Potrebbe darsi che una grande lotta avesse ad iniziarsi in Europa; ma potrebbe pur darsi che l’unione stessa delle potenze, fino ad oggi divise, bastasse a voltare la faccia alla politica che padroneggiò fino a ieri tutta l’Europa”.
- Nella dimostrazione che ebbe luogo a Napoli nell’occasione dello sbarco dei rifuggiati si ebbero a deplorare alcuni ferimenti; fu in causa di una tale dimostrazione che il ministero napoletano, che aveva inaugurata la nuova èra costituzionale, voleva dare la sua dimissione, non restando al suo posto che il solo ministro De-Martino. (V. Dispacci)
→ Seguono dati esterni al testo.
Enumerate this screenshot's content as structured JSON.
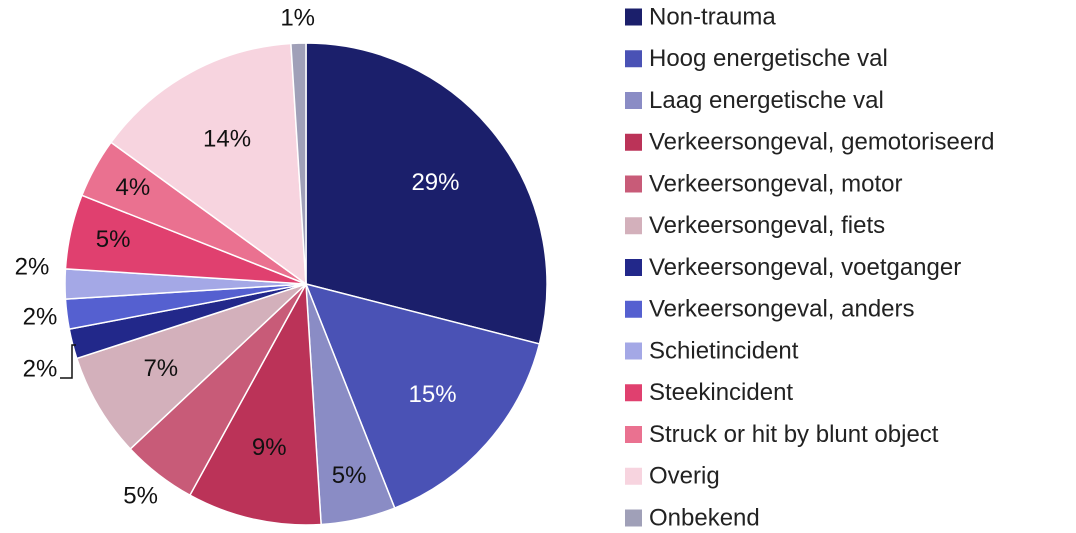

- La Patrie ha quanto segue nelle sue ultime notizie. “Le notizie di Damasco sono di suprema gravità. Questa città conta ora una popolazione di 150.000 abitanti, fra i quali 25.000 cristiani cattolici greci e latini; 5.000 israeliti. Le corrispondenze di Bairut non mostrano sospetto delle intenzioni del governo ottomano, ma confermano la sua impotenza; quest’ultimo fatto è tanto più deplorabile in quanto i damaschini sono turbolenti, fanatici e molto ostili agli europei, ed il Pascià non aveva forze sufficienti per contenerli; all’ultime date si era molto inquieti pel Patriarca d’Antiochia che si trovava alla visita nei dintorni di Damasco. Oltreciò vi era agitazione ad Aleppo a Killis e si temeva per queste città; a Balbech i mutualis mostravano cattivissime disposizioni; a Latakiech il vescovo cattolico era stato costretto a rifuggiarsi a bordo d’un bastimento francese con tutti i religiosi del convento Ziaret. Il complesso della situazione era tanto più grave, poichè i fautori delle turbolenze pare abbiano ramificazioni con altri punti del territorio ottomano.
Fiume 19 luglio. Quest’oggi alle ore 10 ant. cessava di vivere fra noi dopo lunga e penosa malattia, il benemerito negoziante nostro concittadino signor Pietro cav. de Scarpa, nella verde età di anni 37.